Reader Photojojo writes: “I have a question on using the ‘Grouping’ field to assign tags to tunes in order to sort them into smart playlists. I started to do some this morning and ran into a problem. I’ll use my example.
“I have playlist for all of my radio shows that I’ve done. The first one I picked was this past Saturday Soul show so I added “Purple Radio Saturday Soul” in the ‘Grouping’ field by selecting all and getting info. I kept doing this over a couple of different playlists, but quickly ran into a song that was on two different playlists, for two different shows. I couldn’t select all in that playlist because it would overwrite the info I had put into the grouping field previously for that song. Is there a way to work around this without selecting every song individually?”
Digital DJ Tips says:
Using the “Grouping” column in iTunes to tag tunes for certain venues, residencies or DJ sets in order to then use Smart Playlists to sort them is a great way of managing big music collections for all your various types of gigs, as I outlined in the previous article How I Use iTunes To Plan My DJ Sets. However, the truth is that this isn’t actually tagging in the true sense of the word, because iTunes doesn’t have a formal tagging system. We’re just using a spare field to add our tags to (“Grouping” is apparently meant for some kind of classical music library system) as pseudo-tagging.
If you assign the tag or tags to a tunes when it arrives in your MP3 collection with the various sets you wish to play it in, then this isn’t a problem, but you’re right – there is no obvious way to bulk-add a new tag to the “Grouping” column without overriding the contents of that column in tunes where it already contains a tag or tags.
Using Quick Tag
Quick Tag is a free little utility that can turbo-charge your iTunes tagging, if you’re a Mac user. It will solve this issue and do much more besides. It runs alongside iTunes and gives you the ability to add, remove or crucially append your tagging in either the Grouping or the Comments column. It has loads of features and as we say is freeware, although the author is grateful for donations.
If you’re wanting to get seriously into iTunes tagging and you’re a Mac user, it could be a godsend for you.
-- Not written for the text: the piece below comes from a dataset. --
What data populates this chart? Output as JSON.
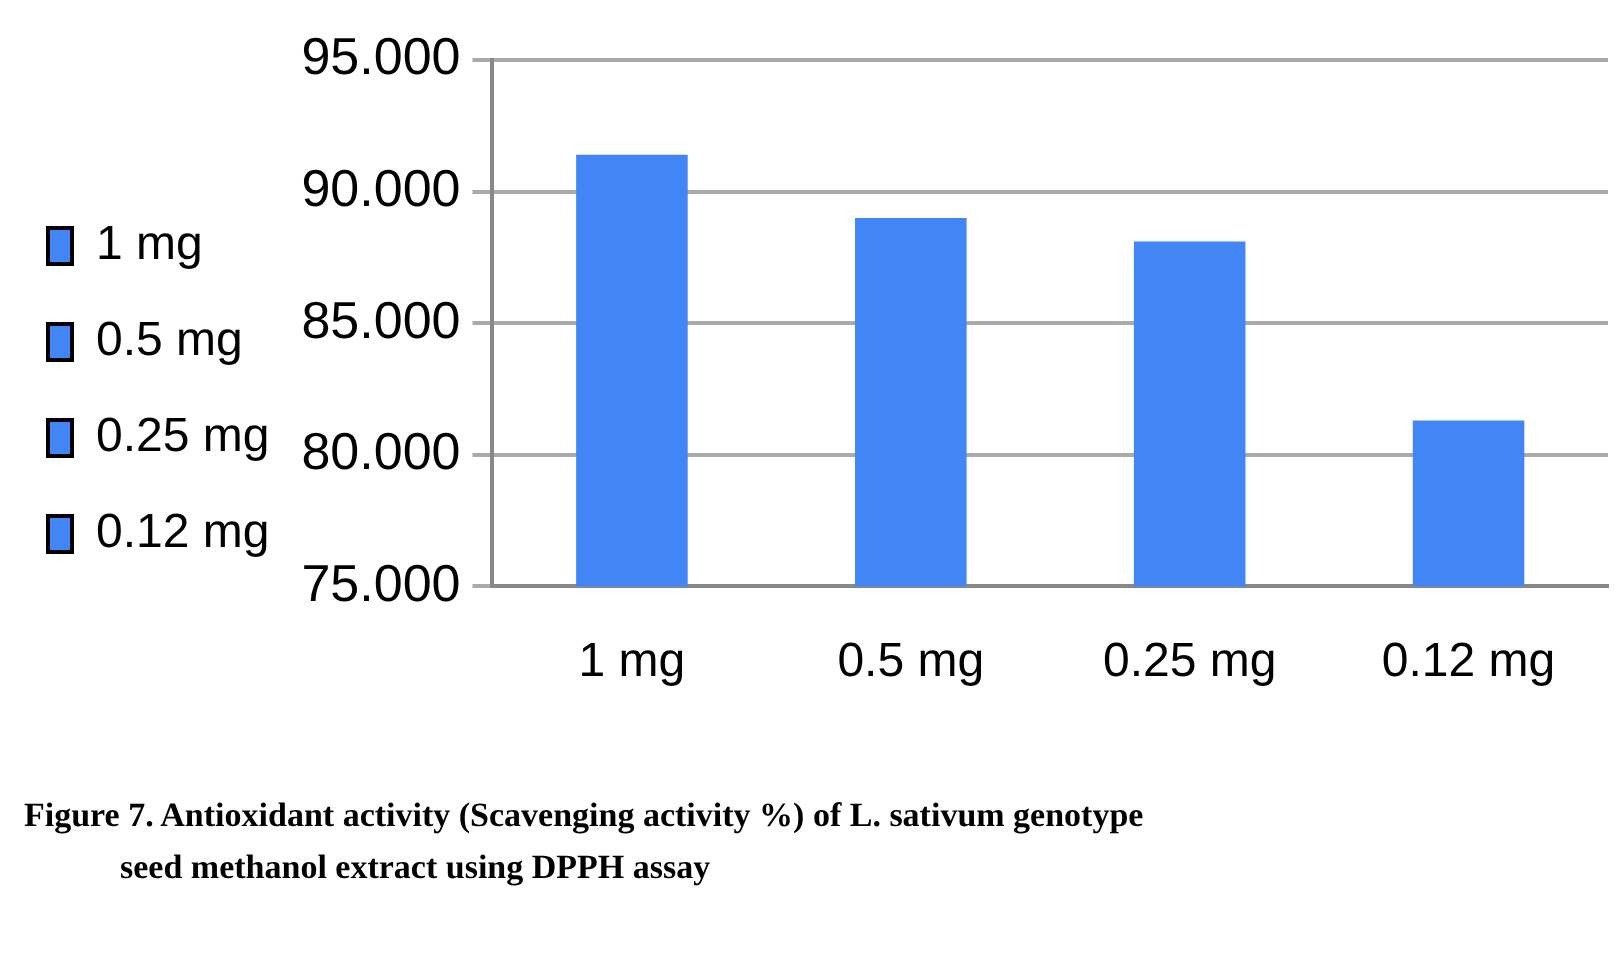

Check it out: Quick Tag.
Doing it manually
The other way to work around this is to make sure the “Grouping” column is visible, then to sort by it. Then instead of selecting all, select all that aren’t in another playlist (they’ll now be together so you can highlight them all) and assign the new tag, then go and do the rest separately. It’s definitely no more than a workaround, but it ought not take much longer this way, and once you’re up to date, you won’t be bulk adding any more tunes anyway. Plus you may find yourself able to do it in 2 or 3 bulk operations, rather thank truly having to do each tune individually.